I have a large database of hundreds of thousands of users interacting with thousands of products for given amount of time, with more time indicating more interest. My company wants to understand if there are particular subgroups of similar consumers. In order to discover if that’s the case, I’ve built a 2-stage ML approach:
– using a tfrs model based on the basic retrieval tutorial (https://www.tensorflow.org/recommenders/examples/basic_retrieval), I’ve trained embeddings to represent my users and products.
– using k-means clustering on the user embeddings, I classify a particular user as a member of a particular cluster.
With this approach, I run into 2 challenges:
– the basic retrieval does not take into account the implicit feedback of the amount of time. This seems like a recurring theme in this space – to weigh the user-item interactions by some measure of implicit feedback. I can’t seem to find any TF implementations though – any tips?

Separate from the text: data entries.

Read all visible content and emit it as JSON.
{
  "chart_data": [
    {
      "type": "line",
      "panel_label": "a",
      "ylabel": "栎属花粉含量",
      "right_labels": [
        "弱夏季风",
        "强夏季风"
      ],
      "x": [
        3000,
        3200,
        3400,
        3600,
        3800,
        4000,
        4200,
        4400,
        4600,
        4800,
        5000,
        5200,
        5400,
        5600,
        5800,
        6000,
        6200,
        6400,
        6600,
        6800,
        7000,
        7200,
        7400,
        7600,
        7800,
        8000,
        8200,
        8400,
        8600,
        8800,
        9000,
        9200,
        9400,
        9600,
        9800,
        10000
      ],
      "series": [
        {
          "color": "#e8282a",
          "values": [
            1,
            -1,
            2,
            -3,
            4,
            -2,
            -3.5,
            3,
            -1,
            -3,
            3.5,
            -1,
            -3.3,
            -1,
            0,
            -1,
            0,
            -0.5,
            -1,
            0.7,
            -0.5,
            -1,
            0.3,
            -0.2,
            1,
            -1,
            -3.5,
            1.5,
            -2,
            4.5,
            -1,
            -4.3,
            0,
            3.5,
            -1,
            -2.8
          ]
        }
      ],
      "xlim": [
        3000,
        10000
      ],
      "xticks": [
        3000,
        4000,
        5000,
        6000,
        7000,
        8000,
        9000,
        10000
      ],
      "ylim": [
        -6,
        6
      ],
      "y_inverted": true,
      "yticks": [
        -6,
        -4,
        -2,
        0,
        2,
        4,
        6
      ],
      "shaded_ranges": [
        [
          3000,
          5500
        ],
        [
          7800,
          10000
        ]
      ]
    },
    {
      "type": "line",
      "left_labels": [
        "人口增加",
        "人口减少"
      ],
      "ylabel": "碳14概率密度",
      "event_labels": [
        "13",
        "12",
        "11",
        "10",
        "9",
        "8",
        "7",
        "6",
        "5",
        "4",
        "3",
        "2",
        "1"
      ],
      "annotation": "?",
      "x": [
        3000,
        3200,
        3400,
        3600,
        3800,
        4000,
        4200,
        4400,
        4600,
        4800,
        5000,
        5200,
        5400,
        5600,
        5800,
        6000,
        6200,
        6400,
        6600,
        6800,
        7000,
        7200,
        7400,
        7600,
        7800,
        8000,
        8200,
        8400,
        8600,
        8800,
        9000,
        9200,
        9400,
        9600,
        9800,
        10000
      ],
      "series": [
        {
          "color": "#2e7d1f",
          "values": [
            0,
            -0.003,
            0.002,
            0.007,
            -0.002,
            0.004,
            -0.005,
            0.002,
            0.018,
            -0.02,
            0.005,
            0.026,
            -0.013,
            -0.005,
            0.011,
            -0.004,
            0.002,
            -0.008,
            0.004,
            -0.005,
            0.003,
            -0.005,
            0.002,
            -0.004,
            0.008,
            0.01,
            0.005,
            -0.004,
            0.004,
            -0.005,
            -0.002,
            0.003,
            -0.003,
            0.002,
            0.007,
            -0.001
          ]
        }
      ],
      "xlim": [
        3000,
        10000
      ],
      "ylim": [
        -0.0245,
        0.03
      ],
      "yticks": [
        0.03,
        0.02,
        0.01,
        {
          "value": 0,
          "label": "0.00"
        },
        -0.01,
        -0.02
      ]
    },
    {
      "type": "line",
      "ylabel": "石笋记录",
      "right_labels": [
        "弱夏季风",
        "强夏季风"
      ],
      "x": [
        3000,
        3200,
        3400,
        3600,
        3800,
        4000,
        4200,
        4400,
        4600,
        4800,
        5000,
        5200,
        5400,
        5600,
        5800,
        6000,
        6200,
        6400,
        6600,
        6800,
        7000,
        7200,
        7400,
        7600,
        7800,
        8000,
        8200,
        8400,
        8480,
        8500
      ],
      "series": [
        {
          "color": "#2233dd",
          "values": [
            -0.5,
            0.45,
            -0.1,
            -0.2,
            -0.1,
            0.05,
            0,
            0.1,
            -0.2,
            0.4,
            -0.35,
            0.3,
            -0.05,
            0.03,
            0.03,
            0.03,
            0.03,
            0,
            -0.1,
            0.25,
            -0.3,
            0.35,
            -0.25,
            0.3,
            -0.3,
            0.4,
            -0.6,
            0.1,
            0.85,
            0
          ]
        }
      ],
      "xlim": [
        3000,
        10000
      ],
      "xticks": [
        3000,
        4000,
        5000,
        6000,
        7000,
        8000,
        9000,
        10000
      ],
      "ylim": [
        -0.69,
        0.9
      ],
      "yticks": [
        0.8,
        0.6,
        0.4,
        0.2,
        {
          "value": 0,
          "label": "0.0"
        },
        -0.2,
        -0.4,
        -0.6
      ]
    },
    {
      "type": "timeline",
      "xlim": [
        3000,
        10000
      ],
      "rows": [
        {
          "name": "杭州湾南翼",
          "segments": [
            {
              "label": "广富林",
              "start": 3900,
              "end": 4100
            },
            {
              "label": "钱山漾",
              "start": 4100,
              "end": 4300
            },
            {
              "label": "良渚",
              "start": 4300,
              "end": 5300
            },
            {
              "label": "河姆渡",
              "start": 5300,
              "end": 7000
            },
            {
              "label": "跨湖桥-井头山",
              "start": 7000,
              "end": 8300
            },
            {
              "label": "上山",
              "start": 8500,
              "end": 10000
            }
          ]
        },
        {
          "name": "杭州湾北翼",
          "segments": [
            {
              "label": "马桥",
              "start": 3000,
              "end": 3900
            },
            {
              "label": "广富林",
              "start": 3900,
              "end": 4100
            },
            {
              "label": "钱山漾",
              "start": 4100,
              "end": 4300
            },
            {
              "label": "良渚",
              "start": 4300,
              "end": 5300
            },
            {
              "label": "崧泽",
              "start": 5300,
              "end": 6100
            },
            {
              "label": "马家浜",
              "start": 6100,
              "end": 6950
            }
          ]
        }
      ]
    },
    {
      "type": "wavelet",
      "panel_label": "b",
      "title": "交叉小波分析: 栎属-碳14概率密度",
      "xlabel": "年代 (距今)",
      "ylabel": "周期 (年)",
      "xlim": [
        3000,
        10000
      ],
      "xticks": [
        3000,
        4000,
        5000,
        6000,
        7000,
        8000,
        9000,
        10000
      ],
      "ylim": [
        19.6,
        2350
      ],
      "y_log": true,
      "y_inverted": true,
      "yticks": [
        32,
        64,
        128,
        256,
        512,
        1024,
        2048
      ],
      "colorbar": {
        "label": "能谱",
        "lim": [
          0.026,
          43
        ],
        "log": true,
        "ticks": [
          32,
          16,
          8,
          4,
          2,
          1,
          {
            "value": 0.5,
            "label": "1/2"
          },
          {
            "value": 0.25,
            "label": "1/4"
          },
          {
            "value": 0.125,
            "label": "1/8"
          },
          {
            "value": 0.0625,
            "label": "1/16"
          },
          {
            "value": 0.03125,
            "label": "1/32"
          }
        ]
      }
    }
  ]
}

– my trained user embedding layer does not seem suitable for k-means clustering in a sense, since its measure of inter vs intra cluster distance does not meaningfully reduce over training iterations, and (more importantly) decreases linearly(!) with a higher value for k, making it impossible to use the elbow method to determine an objectively good trade-off between k and explained variance.
what would you advice to tackle both of these issues? Thanks for thinking along!
I know some of these questions are more ‘applied machine learning’ than ‘tensorflow’ per se, but I didn’t know where else to take this question, so apologies if this in the wrong category.